Fault tolerance in site-system roles
Any other service you deploy in Configuration Manager, such as the management point, distribution point, and fallback status point, to name a few, is known as a site system role. In some instances, we can create multiple instances of these roles to create tolerance but not in the sense of a cluster.
Some site system roles you can only deploy as one instance per hierarchy, for example, this is true of the Endpoint Protection Point where you can only deploy one instance of the role per hierarchy.
The management point is a good exception to this. While we cannot pick and choose which management point a client will communicate with in a primary site, we can deploy multiple management point servers to provide options to the client. If our hierarchy is running in an HTTPS configuration, then management points that are HTTPS enabled will be ordered above any HTTP management points by the client while it is selecting a management point to use.
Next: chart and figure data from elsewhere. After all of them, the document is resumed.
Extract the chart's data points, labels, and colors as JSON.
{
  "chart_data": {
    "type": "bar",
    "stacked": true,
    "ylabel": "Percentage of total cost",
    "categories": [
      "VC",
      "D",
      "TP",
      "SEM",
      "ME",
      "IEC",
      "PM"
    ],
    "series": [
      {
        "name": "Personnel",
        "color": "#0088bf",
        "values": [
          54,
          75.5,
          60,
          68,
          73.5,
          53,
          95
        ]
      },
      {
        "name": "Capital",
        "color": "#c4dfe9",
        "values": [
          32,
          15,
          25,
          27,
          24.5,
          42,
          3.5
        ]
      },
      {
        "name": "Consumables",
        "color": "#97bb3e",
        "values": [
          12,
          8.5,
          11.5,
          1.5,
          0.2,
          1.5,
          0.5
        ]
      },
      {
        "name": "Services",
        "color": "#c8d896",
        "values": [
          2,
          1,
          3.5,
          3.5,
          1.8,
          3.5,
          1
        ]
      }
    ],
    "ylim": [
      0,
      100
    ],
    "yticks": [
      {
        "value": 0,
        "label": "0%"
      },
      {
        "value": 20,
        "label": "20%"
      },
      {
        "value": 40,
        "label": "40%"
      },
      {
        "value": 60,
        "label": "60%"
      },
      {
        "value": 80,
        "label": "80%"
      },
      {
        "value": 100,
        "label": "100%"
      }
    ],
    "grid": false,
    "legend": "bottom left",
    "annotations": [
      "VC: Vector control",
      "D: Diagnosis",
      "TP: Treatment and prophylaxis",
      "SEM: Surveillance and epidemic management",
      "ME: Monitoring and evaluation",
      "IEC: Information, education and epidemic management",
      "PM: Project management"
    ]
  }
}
The same can be said for the distribution point: we can deploy multiple instances of the distribution point to give the clients options when deciding which to use for downloading content. Software Update Points can be added to an NLB cluster, for example, which must be configured using PowerShell. However, they can also, with newer versions of Configuration Manager, have multiple instances in the same hierarchy without the need for an NLB cluster.
Depending on the requirements of the design and how important Configuration Manager is in terms of its role in the recovery of a data center is the driving factor for building fault tolerance at the site system role side of the picture.